Apache access log structure

Recommended reading:

https://httpd.apache.org/docs/2.4/logs.html

A typical access log structure looks as follow

LogFormat "%h %l %u %t \"%r\" %>s %b" common
CustomLog logs/access_log common

%h: IP of the visitor (it might be a VPN IP for instance).

%l RFC 1413 identity of the client (not check unless IdentityCheck set to On). Highly unreliable.

%u user id. If the document is not password protected, the value will be set to – as above.

%t The time the request was received

\”%r\” Request that the server received, between double quote. It starts with the method, then the requested resource, then the protocol (e.g. HTTP/2.0)

%>s The status code that the server sends back to the client

%b size of the object returned byt the server to the client.

Example:

213.18X.X.XXX – – [11/Oct/2019:11:52:08 +0300] “GET /index.phpXXXXXXX HTTP/2.0” 303 314 “https://example.com/” “Mozilla/5.0 (Windows NT 10.0; Win64; x64) AppleWebKit/537.36 (KHTML, like Gecko) Chrome/77.0.3865.90 Safari/537.36” (38FF183F-0.107)

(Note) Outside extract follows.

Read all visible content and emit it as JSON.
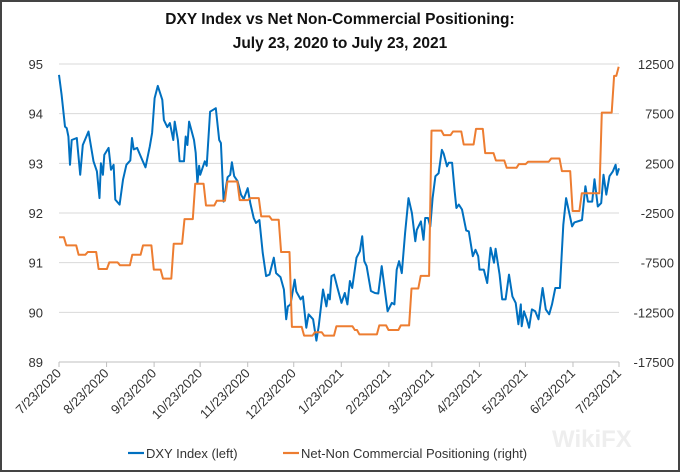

You can see the two dash represented the fact that, for the first dash, the RFC 1413 identity is not used, and for the second, that the resource is public and no identification is requested.

Here you can see there are extra info after the size of the object returned. This indicates the server is using combined log format which goes as follow:

 "%h %l %u %t \"%r\" %>s %b \"%{Referer}i\" \"%{User-agent}i\"" 

\”%{Referer}i\” being the referer (e.g. a link to your site on another web site or a form with a POST action to your server)

\”%{User-agent}i\” the user agent (e.g. the browser specification used to navigate your site)

In a more readable way, you will often see your access log as follow:

IP – – [DATE and TIME] “METHOD /URLREQUESTED PROTOCOL” SERVER_RESPONSE_CODE OBJECT_SIZE “REFERER_URL” “USER_AGENT”